620 Drakonia

Discovery
- Discovered by: Joel Hastings Metcalf
- Discovery site: Taunton, Massachusetts
- Discovery date: 26 October 1906

Designations
- Alternative designations: 1906 WE

Orbital characteristics
- Epoch 31 July 2016 (JD 2457600.5)
- Uncertainty parameter 0
- Observation arc: 85.05 yr (31065 d)
- Aphelion: 2.7650 AU (413.64 Gm)
- Perihelion: 2.1063 AU (315.10 Gm)
- Semi-major axis: 2.4356 AU (364.36 Gm)
- Eccentricity: 0.13523
- Orbital period (sidereal): 3.80 yr (1388.4 d)
- Mean anomaly: 8.1809°
- Mean motion: 0° 15^{m} 33.444^{s} / day
- Inclination: 7.7394°
- Longitude of ascending node: 0.017298°
- Argument of perihelion: 336.486°

Physical characteristics
- Synodic rotation period: 5.49 h 5.487 h (0.2286 d)
- Absolute magnitude (H): 11.28

= 620 Drakonia =

Asteroid

620 Drakonia is a minor planet, specifically an asteroid orbiting in the asteroid belt.
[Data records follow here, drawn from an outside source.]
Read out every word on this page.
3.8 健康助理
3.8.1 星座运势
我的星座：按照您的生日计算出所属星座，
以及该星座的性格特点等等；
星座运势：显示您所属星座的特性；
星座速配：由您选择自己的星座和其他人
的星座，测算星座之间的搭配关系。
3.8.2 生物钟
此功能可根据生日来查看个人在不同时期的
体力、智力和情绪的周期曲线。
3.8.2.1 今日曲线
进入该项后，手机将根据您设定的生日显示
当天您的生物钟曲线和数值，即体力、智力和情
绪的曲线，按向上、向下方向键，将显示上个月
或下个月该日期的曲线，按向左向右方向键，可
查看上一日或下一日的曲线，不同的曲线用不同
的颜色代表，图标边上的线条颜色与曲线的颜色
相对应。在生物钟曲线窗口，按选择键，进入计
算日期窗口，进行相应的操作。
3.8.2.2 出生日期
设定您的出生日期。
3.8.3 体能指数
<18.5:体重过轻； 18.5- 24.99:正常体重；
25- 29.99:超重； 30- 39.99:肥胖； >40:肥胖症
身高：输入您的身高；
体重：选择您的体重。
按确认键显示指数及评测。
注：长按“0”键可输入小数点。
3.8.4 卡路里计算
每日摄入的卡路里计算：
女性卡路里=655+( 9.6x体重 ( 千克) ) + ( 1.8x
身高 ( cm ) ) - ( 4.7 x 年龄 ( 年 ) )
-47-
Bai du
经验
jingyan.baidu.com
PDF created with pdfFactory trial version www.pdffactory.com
It was discovered October 26, 1906, in Taunton, Massachusetts, by American astronomer Joel Hastings Metcalf and given the preliminary designation 1906 WE. It may have been named for Drake University.

Photometric observations at the Palmer Divide Observatory in Colorado Springs, Colorado, in 2001 were used to build a light curve for this object. The asteroid displayed a rotation period of 5.49 ± 0.01 hours and a brightness variation of 0.56 ± 0.02 in magnitude.